Lag aber - wie in der Beschwerde im Ergebnis behauptet wird - im Zeitpunkt der Erlassung des angefochtenen Bescheides über die Ausweisung der beschwerdeführenden Parteien ein zulässiger Antrag der Erstbeschwerdeführerin gemäß § 51 Abs. 1 FPG, der sich auf ihren Herkunftsstaat bezieht, vor, so galt dieser Antrag gemäß § 51 Abs. 2 FPG als Antrag auf internationalen Schutz. Diesfalls wäre die Erstbeschwerdeführerin - sofern der Antrag auch im Sinn des § 17 Abs. 2 AsylG 2005 eingebracht wurde - Asylwerberin gemäß § 2 Abs. 1 Z 14 AsylG 2005. In diesem Fall hätte gemäß § 1 Abs. 2 erster Satz FPG eine Ausweisung gemäß § 53 FPG gegenüber der Erstbeschwerdeführerin nicht erfolgen dürfen.

Angesichts dessen hätte die belangte Behörde aber entsprechende Ermittlungen anstellen und Feststellungen dazu treffen müssen, ob die Erstbeschwerdeführerin persönlich einen Antrag auf internationalen Schutz eingebracht hatte und ob diesbezüglich bis zur Erlassung des angefochtenen Bescheides das Verfahren bereits abgeschlossen worden war. Dies hat die belangte Behörde jedoch unterlassen. Auch im Zuge der Vorlage der Verwaltungsakten hat sie sich zum Beschwerdevorbringen, die Erstbeschwerdeführerin sei im Zeitpunkt der Erlassung des angefochtenen Bescheides Asylwerberin iSd § 2 Abs. 1 Z 14 AsylG 2005 gewesen, nicht geäußert, sondern vielmehr mit dem Hinweis auf die "weitgehende Substanzlosigkeit der Beschwerde" auf eine Gegenschrift verzichtet.

Da die belangte Behörde somit entscheidungswesentliche Feststellungen nicht getroffen hat, belastete sie den angefochtenen Bescheid, soweit mit ihm die erstinstanzliche Ausweisung der Erstbeschwerdeführerin bestätigt wurde, mit einem relevanten Verfahrensmangel.

Das schlägt auch auf die Ausweisung der Kinder durch.

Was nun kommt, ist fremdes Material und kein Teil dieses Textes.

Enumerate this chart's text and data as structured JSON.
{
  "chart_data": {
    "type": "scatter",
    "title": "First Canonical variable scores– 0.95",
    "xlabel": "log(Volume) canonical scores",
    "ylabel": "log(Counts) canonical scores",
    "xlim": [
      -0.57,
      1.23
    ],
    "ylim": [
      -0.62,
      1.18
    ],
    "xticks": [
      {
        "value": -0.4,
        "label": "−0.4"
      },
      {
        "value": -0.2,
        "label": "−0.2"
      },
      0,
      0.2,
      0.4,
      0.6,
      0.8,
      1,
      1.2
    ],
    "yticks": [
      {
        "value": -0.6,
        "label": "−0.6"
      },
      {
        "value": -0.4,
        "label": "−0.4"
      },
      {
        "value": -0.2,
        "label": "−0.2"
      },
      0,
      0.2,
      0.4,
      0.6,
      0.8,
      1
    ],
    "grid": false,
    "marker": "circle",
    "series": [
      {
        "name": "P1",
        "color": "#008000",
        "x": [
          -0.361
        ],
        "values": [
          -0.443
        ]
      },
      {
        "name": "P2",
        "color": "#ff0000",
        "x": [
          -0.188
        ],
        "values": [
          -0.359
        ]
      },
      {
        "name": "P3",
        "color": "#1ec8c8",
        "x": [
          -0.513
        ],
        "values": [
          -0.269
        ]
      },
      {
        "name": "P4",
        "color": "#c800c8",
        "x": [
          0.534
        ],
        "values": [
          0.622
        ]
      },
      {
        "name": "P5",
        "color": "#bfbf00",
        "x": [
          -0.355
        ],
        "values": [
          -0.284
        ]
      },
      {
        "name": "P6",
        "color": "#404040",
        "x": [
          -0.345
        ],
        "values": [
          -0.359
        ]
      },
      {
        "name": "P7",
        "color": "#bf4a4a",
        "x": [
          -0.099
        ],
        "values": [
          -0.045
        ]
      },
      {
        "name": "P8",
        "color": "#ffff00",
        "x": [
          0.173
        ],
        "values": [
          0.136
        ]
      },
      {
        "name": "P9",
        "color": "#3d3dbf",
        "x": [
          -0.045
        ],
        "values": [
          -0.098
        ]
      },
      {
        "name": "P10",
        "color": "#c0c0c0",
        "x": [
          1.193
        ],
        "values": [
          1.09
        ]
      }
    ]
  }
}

Der angefochtene Bescheid war daher zur Gänze gemäß § 42 Abs. 2 Z 3 lit. b und c VwGG wegen Rechtswidrigkeit infolge Verletzung von Verfahrensvorschriften aufzuheben.

Die Kostenentscheidung gründet sich auf die §§ 47 ff VwGG iVm der VwGH-Aufwandersatzverordnung 2008.